Chiesti 20 anni di carcere per Salvatore Maniscalco. Uccise la moglie Concetta Conigliaro
Il pubblico Ministero Gianluca Di Leo ha chiesto 20 anni di carcere per il quarantenne Salvatore Maniscalco, l’uomo di San Giuseppe Jato accusato di avere ucciso volontariamente la moglie ventisettenne Concetta Conigliaro.
Di quattro anni è la richiesta di condanna inoltrata, invece, nei confronti di Vincenzo Caltagirone e di 4 anni e 4 mesi per suo figlio Vincenzo, rispettivamente zio e cugino dell’assassino reo confesso.
E’ l’esito dell’ultima udienza del processo in corso, con rito abbreviato, alla Procura di Palermo per il delitto commesso il 9 aprile dello scorso anno, con modalità e movente ancora poco chiari, dato che il cadavere di Concetta Conigliaro fu distrutto e poi bruciato e, i suoi resti, vennero ritrovati solo un paio di mesi dopo.
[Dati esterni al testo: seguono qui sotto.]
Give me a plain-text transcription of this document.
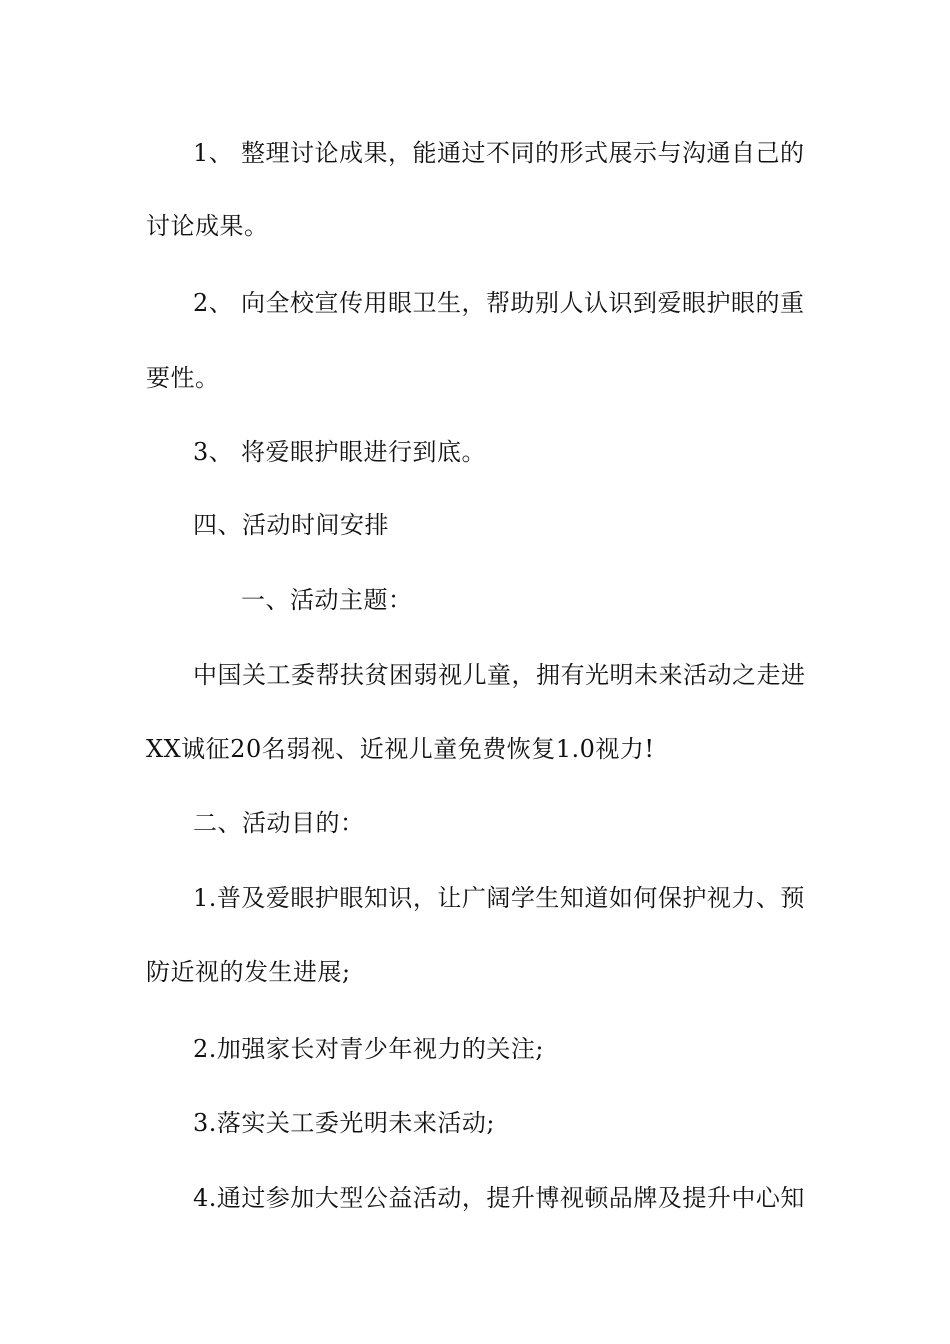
1、 整理讨论成果，能通过不同的形式展示与沟通自己的
讨论成果。
2、 向全校宣传用眼卫生，帮助别人认识到爱眼护眼的重
要性。
3、 将爱眼护眼进行到底。
四、活动时间安排
一、活动主题：
中国关工委帮扶贫困弱视儿童，拥有光明未来活动之走进
XX诚征20名弱视、近视儿童免费恢复1.0视力!
二、活动目的：
1.普及爱眼护眼知识，让广阔学生知道如何保护视力、预
防近视的发生进展;
2.加强家长对青少年视力的关注;
3.落实关工委光明未来活动;
4.通过参加大型公益活动，提升博视顿品牌及提升中心知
Fu lo stesso Salvatore Maniscalco a consentire il ritrovamento dei resti bruciati della moglie, in un fusto metallico, in contrada Giambascio, nelle campagne tra San Giuseppe Jato e San Cipirello.
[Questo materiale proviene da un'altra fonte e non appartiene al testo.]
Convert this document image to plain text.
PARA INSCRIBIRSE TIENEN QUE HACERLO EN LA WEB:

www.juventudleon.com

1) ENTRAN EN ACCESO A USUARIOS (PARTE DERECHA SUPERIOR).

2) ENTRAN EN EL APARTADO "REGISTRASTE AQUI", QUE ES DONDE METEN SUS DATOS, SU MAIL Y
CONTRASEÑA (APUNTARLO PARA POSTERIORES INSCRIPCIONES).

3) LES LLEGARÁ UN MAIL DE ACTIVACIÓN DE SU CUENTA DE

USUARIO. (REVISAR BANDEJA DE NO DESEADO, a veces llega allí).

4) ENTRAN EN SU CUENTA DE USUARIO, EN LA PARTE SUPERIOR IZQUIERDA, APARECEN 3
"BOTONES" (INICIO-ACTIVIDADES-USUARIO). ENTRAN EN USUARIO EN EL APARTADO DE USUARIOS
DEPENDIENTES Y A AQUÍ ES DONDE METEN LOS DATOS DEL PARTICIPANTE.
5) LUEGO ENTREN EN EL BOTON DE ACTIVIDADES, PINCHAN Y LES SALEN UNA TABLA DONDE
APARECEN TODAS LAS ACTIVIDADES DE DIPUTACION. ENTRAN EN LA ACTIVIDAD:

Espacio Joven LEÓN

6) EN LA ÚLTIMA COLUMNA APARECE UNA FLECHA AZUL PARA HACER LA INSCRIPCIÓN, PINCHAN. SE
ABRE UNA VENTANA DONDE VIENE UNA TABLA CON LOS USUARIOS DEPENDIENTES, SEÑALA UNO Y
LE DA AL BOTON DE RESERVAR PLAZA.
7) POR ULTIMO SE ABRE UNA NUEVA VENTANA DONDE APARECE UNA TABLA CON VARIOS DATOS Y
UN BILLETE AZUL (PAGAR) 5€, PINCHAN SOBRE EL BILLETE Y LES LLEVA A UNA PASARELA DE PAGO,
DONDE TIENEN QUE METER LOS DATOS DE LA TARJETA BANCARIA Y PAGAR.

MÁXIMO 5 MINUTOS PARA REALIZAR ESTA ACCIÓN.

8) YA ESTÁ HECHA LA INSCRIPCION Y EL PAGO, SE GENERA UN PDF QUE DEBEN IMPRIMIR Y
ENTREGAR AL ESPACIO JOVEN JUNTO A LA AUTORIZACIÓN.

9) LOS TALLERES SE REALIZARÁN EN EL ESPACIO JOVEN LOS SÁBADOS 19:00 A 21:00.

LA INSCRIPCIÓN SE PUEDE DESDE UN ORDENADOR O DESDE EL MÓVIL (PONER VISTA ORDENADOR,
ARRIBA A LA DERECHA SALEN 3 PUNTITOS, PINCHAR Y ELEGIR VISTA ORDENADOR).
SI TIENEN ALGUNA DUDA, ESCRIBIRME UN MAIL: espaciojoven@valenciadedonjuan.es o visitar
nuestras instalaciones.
L’uomo confessò, rendendo successivamente più versioni e ritrattando le precedenti. In una di queste dichiarazione, nell’ottobre dell’anno scorso, 6 mesi dopo la morte della moglie, l’imputato chiamò in causa lo zio e il cugino, già indagati a piede libero e poi finiti in manette, anche se Vincenzo Caltagirone, attualmente è agli arresti domiciliari.
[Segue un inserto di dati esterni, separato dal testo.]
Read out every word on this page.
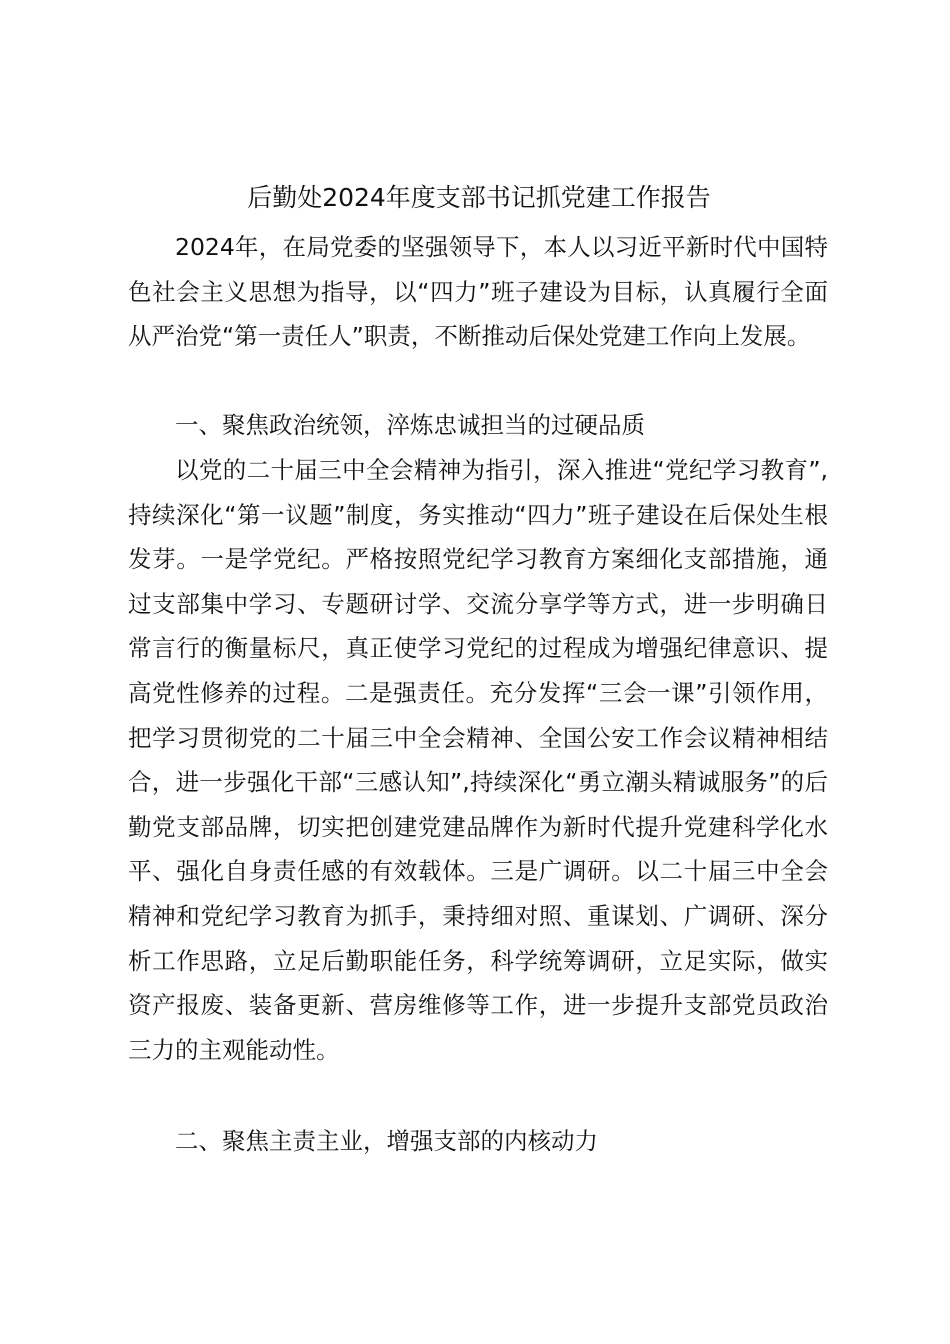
后勤处2024年度支部书记抓党建工作报告

2024年，在局党委的坚强领导下，本人以习近平新时代中国特色社会主义思想为指导，以“四力”班子建设为目标，认真履行全面从严治党“第一责任人”职责，不断推动后保处党建工作向上发展。

一、聚焦政治统领，淬炼忠诚担当的过硬品质

以党的二十届三中全会精神为指引，深入推进“党纪学习教育”,持续深化“第一议题”制度，务实推动“四力”班子建设在后保处生根发芽。一是学党纪。严格按照党纪学习教育方案细化支部措施，通过支部集中学习、专题研讨学、交流分享学等方式，进一步明确日常言行的衡量标尺，真正使学习党纪的过程成为增强纪律意识、提高党性修养的过程。二是强责任。充分发挥“三会一课”引领作用，把学习贯彻党的二十届三中全会精神、全国公安工作会议精神相结合，进一步强化干部“三感认知”,持续深化“勇立潮头精诚服务”的后勤党支部品牌，切实把创建党建品牌作为新时代提升党建科学化水平、强化自身责任感的有效载体。三是广调研。以二十届三中全会精神和党纪学习教育为抓手，秉持细对照、重谋划、广调研、深分析工作思路，立足后勤职能任务，科学统筹调研，立足实际，做实资产报废、装备更新、营房维修等工作，进一步提升支部党员政治三力的主观能动性。

二、聚焦主责主业，增强支部的内核动力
La ricostruzione del Pm Gianluca De Leo, tiene in considerazione la confessione di Maniscalco, solo parzialmente; la tesi dell’omicida, infatti, è quella della lite degenerata in delitto, ragion per cui la difesa tenta di trasformare l’accusa da omicidio volontario a quello preterintenzionale; un dettaglio che farebbe scendere parecchio l’eventuale condanna da scontare.
L’accusa non crede alla tesi di Maniscalco, che, sostiene, di avere chiamato i parenti prima di soccorrere la moglie, avendo creduto di averla soltanto ferita e, soltanto dopo di essersi fatto aiutare a far sparire il suo corpo ormai privo di vita.
Per il Pubblico Ministero De Leo, invece, Maniscalco voleva evitare che venissero scoperte le modalità del delitto e le cause della morte, per poi potere sostenere l’accidentalità dell’omicidio.
La tesi della difesa, però, sarebbe parzialmente condivisa dalle parti civili che rappresentano i fratelli della donna uccisa, mentre il legale che assiste le figlie della vittima, condivide le teorie dei pm.
Durante il processo, sarebbe emerso che nella coppia ci fossero frequenti litigi che avrebbero portato la vittima dell’omicidio ad essere manesca nei confronti del marito; una tesi avvalorata dalle testimonianze rese in aula dalle figlie dei due coniugi. La più grande delle due, infatti, durante l’incidente probatorio, avrebbe detto che la madre picchiava il suo papà, perché comprava regali a lei e alla sua sorellina.